According to the theory CC receives Motor command not Locations.
So Locations are probably random at first … SOM(Kohenen maps) comes to mind as possible process to cluster as a grid. I mean Algorithmic-ally, neurosciantifically i’m totally in the blue … no idea!

The Grid mods can be totally random at first … it will work if there are more of them and they are uni-formally random…

I have this thought that you are defacto GRIDDING the Sensor space (not real space) which is limited i.e. it is possible to create a grid if you know f.e. that the max number of sensor detectors is X, you dont need grid module probably bigger than X/2 sensor-units.
Now you can randomly divide this space and let it work until it is adjusted by interactions…

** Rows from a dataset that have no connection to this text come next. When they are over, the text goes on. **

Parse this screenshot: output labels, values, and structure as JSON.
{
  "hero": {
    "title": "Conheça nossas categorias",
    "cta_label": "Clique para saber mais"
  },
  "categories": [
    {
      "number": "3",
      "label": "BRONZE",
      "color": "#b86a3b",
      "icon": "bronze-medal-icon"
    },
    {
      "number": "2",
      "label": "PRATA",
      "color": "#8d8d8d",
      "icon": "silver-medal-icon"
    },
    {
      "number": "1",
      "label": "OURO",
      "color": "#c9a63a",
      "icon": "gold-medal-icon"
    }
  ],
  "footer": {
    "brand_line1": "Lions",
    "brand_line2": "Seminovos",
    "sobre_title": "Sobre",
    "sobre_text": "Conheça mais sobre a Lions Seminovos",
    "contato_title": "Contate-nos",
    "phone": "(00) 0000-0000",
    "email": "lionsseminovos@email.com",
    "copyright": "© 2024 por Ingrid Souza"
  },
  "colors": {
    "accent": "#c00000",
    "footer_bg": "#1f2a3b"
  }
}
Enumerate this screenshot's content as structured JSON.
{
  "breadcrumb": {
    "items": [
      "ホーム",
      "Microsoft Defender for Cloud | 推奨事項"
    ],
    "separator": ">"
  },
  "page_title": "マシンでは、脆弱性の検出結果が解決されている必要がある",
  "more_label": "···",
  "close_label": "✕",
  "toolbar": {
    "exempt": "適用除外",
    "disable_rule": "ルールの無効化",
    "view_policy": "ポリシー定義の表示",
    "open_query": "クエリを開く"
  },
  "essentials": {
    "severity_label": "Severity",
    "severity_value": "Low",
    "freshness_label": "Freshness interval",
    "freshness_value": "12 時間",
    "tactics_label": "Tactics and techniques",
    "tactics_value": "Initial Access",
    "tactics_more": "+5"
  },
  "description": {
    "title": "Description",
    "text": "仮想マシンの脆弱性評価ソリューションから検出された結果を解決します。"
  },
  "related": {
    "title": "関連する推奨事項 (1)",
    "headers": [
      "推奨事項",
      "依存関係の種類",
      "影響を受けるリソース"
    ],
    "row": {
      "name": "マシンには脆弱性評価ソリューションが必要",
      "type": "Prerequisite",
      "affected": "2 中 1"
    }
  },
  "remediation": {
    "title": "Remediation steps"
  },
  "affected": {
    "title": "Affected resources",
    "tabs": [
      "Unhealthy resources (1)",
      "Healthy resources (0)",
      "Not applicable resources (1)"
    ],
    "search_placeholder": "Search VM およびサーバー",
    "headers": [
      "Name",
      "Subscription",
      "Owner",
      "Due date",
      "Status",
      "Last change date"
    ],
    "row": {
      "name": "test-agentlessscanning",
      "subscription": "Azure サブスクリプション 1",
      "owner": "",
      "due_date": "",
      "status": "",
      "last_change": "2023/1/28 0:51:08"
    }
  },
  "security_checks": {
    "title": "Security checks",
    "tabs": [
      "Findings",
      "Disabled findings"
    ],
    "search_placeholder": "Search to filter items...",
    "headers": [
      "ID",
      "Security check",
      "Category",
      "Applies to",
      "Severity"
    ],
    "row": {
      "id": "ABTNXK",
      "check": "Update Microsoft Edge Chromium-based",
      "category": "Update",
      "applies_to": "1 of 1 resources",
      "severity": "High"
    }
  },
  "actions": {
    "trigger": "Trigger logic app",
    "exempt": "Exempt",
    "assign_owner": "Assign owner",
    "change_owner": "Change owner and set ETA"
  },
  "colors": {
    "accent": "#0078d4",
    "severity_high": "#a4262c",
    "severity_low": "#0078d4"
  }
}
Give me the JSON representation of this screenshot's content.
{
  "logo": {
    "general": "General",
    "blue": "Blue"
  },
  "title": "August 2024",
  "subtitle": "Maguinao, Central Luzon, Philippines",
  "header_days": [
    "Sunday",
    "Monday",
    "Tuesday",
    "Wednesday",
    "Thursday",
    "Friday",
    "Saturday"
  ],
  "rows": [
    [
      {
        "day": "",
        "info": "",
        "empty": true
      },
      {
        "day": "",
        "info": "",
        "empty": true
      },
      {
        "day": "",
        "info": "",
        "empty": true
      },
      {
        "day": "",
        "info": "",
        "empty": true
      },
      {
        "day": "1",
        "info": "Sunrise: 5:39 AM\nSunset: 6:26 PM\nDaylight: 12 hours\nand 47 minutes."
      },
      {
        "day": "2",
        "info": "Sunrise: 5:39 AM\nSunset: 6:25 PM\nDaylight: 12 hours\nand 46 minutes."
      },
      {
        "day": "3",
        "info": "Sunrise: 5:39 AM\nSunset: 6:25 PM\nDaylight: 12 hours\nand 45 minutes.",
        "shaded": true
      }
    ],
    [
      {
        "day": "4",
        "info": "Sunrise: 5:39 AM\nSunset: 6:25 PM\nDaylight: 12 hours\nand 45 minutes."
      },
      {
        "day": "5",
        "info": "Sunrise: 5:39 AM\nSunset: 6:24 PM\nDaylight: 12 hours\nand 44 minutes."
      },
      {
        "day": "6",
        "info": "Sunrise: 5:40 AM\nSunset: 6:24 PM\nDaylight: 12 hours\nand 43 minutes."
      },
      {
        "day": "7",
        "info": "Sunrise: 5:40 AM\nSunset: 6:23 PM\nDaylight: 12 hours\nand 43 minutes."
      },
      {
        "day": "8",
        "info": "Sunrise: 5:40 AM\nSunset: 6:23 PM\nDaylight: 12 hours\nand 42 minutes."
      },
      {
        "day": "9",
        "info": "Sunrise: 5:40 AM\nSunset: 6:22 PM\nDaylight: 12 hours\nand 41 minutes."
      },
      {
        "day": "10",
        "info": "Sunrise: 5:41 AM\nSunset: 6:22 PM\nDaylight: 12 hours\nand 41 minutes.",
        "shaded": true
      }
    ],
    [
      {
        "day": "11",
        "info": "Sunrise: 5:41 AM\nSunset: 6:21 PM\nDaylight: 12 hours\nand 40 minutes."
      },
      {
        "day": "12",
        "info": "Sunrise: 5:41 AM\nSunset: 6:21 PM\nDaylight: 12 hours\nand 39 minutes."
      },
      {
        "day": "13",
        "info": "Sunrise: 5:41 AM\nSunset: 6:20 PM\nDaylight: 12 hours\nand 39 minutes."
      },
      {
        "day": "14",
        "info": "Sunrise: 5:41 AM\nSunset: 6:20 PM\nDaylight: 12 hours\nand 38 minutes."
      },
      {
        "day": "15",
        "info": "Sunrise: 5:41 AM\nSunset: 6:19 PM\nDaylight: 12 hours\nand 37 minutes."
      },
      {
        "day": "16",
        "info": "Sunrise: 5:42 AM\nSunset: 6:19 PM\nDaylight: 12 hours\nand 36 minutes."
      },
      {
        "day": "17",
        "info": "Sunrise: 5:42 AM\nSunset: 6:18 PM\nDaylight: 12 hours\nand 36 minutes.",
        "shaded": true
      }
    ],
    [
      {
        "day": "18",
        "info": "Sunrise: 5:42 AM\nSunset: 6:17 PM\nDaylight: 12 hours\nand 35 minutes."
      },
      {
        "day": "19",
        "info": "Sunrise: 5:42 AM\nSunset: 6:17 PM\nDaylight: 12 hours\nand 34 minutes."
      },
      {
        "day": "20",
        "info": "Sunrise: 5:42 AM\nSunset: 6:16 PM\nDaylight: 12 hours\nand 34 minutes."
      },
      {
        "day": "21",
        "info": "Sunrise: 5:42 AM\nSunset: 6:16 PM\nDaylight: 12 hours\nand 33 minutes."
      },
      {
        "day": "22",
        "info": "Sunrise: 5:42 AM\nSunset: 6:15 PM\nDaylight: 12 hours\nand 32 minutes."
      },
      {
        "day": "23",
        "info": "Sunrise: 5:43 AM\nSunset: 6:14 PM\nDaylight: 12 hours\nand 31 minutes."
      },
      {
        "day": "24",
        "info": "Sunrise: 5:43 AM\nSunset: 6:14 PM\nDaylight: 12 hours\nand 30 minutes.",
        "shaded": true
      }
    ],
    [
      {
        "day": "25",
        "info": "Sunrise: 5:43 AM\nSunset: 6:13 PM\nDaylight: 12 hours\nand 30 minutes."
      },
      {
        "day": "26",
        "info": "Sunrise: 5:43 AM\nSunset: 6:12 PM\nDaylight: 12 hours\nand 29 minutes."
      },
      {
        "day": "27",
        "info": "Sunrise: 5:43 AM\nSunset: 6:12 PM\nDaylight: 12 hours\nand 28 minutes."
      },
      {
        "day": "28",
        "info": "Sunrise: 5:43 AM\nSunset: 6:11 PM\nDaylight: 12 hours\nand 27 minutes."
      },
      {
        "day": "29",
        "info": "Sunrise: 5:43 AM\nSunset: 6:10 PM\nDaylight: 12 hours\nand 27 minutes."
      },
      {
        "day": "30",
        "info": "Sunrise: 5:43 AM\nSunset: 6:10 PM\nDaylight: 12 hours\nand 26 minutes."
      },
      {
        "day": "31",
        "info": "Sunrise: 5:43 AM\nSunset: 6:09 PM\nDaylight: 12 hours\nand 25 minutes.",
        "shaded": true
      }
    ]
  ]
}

I think the grid cells are already there i.e. they dont grow on demand (I think i red that not many new neurons grow in general it is mostly synapses that pop up and disappear)

If your application is only expected to encode short integer sequences, and you want 2% sparsity, then just use the 1371 bit (28 prime) encoding mentioned above. It is capable of 3.4 billion distinct integer encodings. Or do you have some other requirement for a 2000 bit wide encoder?

If the 2000 bit encoder is a hard requirement, then you could split the representation into N, (2000/N)-bit encoders that you can apply to the results of N integer valued hash functions F1(key), … FN(key). With this scheme you are not restricted to integer key values, but you will need to contrive the hash functions appropriately.